Shame: What and Why and How We Can Find Gifts Hidden In Our Shame
Yesterday in my Intentions I mentioned Shame quite a few times. I realized that I need to explain a little bit more in detail about what Shame is and why we carry so much of it. We all have shame in some form or another. We usually pick up shame in early childhood, and through traumatic experiences. Once we have shame, our whole world is then an act to hide that shame. Here is what we usually shame:
A. An aspect of our authentic self that is actually so beautfiful, but misunderstood/mistaken by our parents/teachers/peers and we are taught is wrong/bad so we dim and shame it.
B. A story that isn't even true that we have made ourselves believe is true.. usually taken on from parents/teachers/family.
C. A part of ourself that we deem as "bad," or "wrong," which again, can be redefined and looked at from a deeper perspective. Again, usually a gift that went unnurtured or misunderstood.
We need not have shame around our shame. To begin delayering our shame, we must begin forgiving ourselves and the people in our lives that unconsciously allowed our shaming to begin. Like I mention in most of my blog posts, there is NO ONE to blame.

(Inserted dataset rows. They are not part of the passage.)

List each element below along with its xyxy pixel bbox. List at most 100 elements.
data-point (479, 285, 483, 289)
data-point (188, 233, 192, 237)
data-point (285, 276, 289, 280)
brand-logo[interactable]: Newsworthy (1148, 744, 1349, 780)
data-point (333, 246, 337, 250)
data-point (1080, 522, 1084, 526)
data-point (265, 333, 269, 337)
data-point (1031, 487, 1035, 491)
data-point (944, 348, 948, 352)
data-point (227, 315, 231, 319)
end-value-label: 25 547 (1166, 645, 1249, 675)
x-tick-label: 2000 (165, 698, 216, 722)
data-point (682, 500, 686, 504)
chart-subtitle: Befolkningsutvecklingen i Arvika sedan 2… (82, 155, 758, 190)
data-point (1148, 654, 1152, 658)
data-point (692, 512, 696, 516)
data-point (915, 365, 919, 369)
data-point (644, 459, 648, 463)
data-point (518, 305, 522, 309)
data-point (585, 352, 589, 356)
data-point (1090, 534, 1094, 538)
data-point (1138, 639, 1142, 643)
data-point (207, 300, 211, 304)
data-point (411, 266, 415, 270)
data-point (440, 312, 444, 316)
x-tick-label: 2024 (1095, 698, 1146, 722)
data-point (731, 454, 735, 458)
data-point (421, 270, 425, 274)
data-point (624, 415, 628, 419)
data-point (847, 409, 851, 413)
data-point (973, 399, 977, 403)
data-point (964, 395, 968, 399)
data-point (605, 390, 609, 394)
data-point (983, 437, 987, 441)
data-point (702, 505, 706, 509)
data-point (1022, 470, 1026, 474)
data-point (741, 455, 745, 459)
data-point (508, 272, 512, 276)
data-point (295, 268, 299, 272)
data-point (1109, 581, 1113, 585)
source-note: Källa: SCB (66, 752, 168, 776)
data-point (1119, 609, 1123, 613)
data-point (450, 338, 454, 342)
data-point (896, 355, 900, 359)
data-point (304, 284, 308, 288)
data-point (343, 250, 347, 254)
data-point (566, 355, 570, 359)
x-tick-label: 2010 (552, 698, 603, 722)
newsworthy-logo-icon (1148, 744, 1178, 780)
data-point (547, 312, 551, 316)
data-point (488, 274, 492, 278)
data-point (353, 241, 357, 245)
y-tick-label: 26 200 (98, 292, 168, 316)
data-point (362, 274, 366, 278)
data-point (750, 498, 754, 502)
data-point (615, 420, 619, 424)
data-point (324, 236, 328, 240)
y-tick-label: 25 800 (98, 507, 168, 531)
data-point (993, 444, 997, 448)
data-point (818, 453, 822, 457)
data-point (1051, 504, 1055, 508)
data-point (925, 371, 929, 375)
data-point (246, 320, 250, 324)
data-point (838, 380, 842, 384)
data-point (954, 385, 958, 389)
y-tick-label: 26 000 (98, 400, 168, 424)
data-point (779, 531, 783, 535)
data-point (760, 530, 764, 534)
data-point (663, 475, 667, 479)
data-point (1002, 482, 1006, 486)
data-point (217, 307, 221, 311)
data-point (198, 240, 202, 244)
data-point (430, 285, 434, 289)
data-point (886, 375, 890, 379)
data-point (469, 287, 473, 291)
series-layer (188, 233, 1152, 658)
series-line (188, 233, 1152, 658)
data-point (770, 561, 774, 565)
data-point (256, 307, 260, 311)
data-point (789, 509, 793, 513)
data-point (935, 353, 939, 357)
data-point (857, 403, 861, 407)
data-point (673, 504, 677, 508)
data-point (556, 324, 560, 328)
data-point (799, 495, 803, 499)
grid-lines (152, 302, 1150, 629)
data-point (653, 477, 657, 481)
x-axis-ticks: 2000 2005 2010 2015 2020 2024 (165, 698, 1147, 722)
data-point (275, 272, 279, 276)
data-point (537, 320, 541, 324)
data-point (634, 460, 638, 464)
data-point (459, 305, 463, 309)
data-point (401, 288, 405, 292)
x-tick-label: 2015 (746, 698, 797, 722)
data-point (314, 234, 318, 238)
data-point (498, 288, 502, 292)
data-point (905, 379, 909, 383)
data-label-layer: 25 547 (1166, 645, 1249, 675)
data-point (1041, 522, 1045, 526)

Carl Jung says "The right way to wholeness is made up of fateful detours and wrong turnings." Our shame is apart of our greater story, our bigger healing journey. I believe that our soul chooses our wounds/shame so that we can truly feel, and understand through personal experience the lessons of these wounds. As we heal these wounds we can then becomes guides for others, in our own authentic way, who have a similar wound. There is so much beauty in the aspects of our self that we shame. What I have found in my shame is: Deep Sensitivity, A strong heart full of a love that I am still becoming comfortable to share, powerful intuition which appeared as shyness, ect. Gifts!
Rumi says "the wound is the place where the Light enters you.” When we can look at our shame we are giving ourselves and the world such a huge gift. Not to mention when we have less and less shame we carry around with us, we have more energy because are not constantly putting energy into hiding aspects of ourselves. When we free ourselves from the shame trap we naturally become more heart-centred and share a deeper version of ourself. Simply, the way to release shame is to radically accept and love ourselves for exactly who we are. Releasing shame takes an incredible deep and compassionate look into ourself where we can objectively see the deeper reasoning behind the stories we have been telling ourself, why we have shamed some of our most beautiful gifts, and how the shame we are shaming is much more acceptable than we can imagine.
I invite you to sit quietly and look at what you shame. What aspects of yourself have you buried deep into your unconscious? Just ask and allow them to emerge. Trust in what comes up, know that you are strong enough to see, and release, and redefine these aspects/stories. Trust that there are beautiful gifts awaiting in the depth of your unknown. Intention is everything. Once the intention is made to uproot some of your mysterious, deeply hidden gifts, they will absolutely begin to show themselves overtime.